Students from Mrs. Willsey's 4th grade class gathered around stacks of steamed squash halves in the Berne Elementary School kitchen September 26, taking turns carefully scraping and plopping dollops of the warm orange pulp into serving trays.

 

"Yuuuummmm," one student hummed to herself as Food Service Manager Deb Rosko explained the students would add butter and brown sugar to the squash and serve it as part of school lunch on Monday, September 29.

 

Students in the district have been purchasing locally grown food on BKW lunch menus for a number of years. They just didn't know it - until now. The squash, grown locally at Schoharie Valley Farms, is one of the first examples of a district initiative to make students more aware of the health and environmental benefits associated with eating food grown by local farmers.

 

All this school year, fruits and vegetables grown on the local farms dotting the Helderberg Hill Town landscape will be available for school lunch thanks to the district's partnership with the Schoharie County Farm to School Project.

 

This project is in initiative that enables the district to make foods grown on local farms available to students through the school food service program.

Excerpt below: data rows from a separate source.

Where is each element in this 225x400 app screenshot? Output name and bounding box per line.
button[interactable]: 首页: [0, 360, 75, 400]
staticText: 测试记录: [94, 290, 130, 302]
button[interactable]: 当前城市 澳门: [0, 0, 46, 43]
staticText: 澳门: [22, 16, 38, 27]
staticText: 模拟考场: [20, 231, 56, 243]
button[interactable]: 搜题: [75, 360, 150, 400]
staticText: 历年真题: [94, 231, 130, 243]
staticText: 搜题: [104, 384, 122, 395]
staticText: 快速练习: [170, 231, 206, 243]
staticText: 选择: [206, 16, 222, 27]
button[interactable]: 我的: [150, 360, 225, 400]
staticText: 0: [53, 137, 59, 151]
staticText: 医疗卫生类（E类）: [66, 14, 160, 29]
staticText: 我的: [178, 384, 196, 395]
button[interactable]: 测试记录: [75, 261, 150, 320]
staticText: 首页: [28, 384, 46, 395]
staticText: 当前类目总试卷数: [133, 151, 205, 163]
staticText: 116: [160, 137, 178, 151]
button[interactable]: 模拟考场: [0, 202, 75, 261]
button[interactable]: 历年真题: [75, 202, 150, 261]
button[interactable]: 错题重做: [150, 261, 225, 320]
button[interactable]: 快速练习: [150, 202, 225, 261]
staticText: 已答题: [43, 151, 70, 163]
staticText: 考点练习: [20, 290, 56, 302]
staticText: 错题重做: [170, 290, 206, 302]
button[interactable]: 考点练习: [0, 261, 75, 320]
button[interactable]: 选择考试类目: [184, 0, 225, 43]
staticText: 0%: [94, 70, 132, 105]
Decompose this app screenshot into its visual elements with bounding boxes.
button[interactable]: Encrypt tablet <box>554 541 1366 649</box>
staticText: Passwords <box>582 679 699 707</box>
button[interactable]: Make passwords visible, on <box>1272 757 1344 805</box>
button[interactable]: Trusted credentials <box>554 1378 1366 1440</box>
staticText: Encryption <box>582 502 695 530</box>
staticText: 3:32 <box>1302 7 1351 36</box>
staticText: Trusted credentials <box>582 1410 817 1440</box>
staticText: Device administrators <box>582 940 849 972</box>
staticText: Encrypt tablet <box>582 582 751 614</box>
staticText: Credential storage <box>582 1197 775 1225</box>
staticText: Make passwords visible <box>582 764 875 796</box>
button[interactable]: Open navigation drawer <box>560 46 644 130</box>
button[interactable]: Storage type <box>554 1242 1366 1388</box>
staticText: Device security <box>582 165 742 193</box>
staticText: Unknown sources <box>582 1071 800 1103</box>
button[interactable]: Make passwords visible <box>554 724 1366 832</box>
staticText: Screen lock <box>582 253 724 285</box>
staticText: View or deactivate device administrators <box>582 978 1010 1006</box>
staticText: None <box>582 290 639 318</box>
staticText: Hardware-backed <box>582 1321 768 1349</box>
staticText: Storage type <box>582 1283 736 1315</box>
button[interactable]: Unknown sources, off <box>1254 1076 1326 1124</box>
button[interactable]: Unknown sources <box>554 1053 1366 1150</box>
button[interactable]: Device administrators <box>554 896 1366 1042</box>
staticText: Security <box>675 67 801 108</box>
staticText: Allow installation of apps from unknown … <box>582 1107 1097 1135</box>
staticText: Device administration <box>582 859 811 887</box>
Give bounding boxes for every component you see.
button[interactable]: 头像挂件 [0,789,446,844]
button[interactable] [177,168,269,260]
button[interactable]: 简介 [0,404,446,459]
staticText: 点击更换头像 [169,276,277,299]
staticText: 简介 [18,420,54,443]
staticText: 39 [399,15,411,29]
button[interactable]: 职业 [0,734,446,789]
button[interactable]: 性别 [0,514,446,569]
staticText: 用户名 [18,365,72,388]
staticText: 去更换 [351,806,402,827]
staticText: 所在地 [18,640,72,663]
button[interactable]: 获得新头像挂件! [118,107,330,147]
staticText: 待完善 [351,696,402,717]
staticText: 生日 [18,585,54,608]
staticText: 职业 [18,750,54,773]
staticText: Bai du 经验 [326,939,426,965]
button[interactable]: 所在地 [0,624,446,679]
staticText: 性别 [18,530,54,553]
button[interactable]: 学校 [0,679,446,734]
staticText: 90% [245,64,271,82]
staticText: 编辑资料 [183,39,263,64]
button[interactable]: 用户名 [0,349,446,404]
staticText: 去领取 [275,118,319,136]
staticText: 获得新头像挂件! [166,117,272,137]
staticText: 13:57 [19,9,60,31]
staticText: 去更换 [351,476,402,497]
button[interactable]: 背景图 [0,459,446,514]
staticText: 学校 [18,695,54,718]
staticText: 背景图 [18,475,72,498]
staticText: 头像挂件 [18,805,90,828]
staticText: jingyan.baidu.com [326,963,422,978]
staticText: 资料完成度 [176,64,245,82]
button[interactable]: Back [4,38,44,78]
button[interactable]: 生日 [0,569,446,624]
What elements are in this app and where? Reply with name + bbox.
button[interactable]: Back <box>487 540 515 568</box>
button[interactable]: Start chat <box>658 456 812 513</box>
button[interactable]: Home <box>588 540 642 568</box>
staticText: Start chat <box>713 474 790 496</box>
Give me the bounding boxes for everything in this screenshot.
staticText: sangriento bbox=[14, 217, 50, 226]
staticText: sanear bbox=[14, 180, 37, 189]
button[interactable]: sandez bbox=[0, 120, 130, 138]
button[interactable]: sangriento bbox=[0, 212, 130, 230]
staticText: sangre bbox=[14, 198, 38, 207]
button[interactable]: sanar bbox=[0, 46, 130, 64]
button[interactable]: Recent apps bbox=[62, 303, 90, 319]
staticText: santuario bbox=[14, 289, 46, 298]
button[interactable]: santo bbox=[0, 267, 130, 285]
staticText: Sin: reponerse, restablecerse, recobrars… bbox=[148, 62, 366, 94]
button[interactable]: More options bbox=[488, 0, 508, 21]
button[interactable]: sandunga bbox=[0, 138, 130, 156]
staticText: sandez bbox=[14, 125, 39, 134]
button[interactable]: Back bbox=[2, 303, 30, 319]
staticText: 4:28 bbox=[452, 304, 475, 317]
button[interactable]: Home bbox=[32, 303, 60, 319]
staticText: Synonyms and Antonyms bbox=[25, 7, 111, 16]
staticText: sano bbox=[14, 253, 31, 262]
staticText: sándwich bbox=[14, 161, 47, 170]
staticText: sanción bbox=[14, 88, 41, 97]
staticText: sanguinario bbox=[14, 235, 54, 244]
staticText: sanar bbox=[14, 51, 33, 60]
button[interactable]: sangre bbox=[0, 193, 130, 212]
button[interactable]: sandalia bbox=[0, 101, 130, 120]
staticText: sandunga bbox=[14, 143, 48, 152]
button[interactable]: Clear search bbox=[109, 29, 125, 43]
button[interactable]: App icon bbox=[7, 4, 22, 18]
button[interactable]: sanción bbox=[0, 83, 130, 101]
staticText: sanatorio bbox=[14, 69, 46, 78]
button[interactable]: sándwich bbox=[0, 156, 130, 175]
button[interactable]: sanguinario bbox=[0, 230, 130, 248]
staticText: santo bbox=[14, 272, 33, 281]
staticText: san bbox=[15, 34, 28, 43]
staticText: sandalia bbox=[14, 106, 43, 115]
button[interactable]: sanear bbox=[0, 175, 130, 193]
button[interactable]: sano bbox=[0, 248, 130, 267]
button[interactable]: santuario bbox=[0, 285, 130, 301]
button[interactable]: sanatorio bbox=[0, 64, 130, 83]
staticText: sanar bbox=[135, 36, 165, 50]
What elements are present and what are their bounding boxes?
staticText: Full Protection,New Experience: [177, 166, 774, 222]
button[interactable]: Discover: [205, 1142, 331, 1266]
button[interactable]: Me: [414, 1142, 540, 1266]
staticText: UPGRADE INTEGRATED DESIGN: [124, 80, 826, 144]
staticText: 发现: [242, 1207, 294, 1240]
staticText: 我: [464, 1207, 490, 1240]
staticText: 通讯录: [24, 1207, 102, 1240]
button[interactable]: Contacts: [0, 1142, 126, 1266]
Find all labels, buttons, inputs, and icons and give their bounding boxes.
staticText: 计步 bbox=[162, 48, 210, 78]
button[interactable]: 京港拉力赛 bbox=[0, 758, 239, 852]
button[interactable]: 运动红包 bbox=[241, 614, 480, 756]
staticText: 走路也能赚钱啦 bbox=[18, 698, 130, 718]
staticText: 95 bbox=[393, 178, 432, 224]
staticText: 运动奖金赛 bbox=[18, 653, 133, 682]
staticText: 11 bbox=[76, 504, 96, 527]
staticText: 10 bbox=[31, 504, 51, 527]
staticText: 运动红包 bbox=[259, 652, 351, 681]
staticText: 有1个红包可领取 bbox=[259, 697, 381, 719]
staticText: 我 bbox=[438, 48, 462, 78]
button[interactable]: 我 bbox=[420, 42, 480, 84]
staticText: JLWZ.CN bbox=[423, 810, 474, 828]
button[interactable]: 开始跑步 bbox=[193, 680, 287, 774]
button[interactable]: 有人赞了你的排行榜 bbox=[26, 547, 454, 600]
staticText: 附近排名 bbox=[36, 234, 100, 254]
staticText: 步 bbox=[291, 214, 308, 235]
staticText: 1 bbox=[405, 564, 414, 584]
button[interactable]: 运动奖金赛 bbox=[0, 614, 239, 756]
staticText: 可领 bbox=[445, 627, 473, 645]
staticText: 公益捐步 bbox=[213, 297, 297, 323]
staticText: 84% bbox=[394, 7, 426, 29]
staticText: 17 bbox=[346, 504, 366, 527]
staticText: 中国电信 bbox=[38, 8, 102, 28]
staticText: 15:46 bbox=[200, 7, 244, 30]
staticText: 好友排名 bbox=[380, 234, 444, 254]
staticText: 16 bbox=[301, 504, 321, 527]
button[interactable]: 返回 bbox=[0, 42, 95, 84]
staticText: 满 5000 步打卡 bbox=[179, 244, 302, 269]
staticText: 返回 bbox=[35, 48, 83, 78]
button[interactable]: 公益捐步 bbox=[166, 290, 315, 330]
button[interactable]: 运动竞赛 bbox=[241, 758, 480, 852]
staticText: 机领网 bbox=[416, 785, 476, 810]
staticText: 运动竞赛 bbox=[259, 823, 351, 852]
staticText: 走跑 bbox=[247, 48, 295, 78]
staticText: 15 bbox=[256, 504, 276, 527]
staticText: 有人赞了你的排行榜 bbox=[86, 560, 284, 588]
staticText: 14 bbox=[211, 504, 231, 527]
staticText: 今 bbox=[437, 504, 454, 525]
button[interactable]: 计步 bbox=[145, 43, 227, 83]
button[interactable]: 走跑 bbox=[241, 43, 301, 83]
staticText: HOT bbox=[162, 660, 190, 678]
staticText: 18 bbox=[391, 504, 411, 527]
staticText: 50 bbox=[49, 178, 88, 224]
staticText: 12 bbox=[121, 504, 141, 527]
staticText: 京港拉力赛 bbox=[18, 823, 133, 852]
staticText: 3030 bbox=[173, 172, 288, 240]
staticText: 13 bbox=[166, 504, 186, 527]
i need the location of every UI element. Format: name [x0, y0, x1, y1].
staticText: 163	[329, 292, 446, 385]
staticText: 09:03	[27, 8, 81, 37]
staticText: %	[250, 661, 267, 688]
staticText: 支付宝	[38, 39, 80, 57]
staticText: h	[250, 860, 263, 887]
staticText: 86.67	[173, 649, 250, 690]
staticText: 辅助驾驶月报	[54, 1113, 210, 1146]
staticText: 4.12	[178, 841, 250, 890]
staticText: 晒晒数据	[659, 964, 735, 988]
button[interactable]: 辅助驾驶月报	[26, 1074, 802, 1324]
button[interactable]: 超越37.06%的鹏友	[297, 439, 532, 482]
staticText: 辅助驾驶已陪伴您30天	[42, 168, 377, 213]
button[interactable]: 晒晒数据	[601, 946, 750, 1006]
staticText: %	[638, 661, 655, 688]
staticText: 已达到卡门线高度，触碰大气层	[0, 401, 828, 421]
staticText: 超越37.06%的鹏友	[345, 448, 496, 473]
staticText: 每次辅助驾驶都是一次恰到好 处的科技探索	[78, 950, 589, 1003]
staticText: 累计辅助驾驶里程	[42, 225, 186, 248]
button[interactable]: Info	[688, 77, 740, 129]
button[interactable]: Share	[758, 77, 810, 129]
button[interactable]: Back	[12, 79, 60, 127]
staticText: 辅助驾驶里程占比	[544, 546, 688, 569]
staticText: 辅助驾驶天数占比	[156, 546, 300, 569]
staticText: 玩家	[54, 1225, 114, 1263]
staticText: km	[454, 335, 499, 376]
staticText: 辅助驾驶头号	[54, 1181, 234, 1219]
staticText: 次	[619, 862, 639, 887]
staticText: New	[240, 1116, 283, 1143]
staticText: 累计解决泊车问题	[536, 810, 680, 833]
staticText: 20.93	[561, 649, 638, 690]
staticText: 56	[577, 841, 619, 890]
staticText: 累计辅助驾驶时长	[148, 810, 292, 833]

Rosko says locally grown foods will be on the lunch menu and clearly labeled in the lunch line at least once per week.

 

The Farm to School Project is facilitated by Regina Tillman, Nutrition Resource Educator of Cornell Cooperative Extension. With her guidance, schools in the rural towns of Schoharie, Albany and Schenectady counties have formed a school food service sub-committee to plan projects that give students the choice of purchasing locally-grown food at lunch.

 

In addition to raising awareness about food sources in their own backyards, the Farm to School Project also strives to tell students the stories behind the fruits and  vegetables marked "locally grown" in the lunch line.

 

"Our goal is to educate students of the complete cycle of food in our lives, from the field to the table," Rosko says. "We also aim to give students a greater appreciation of the resources we have right in our own backyards - not only the land we live on, but the people who work the land to benefit us all."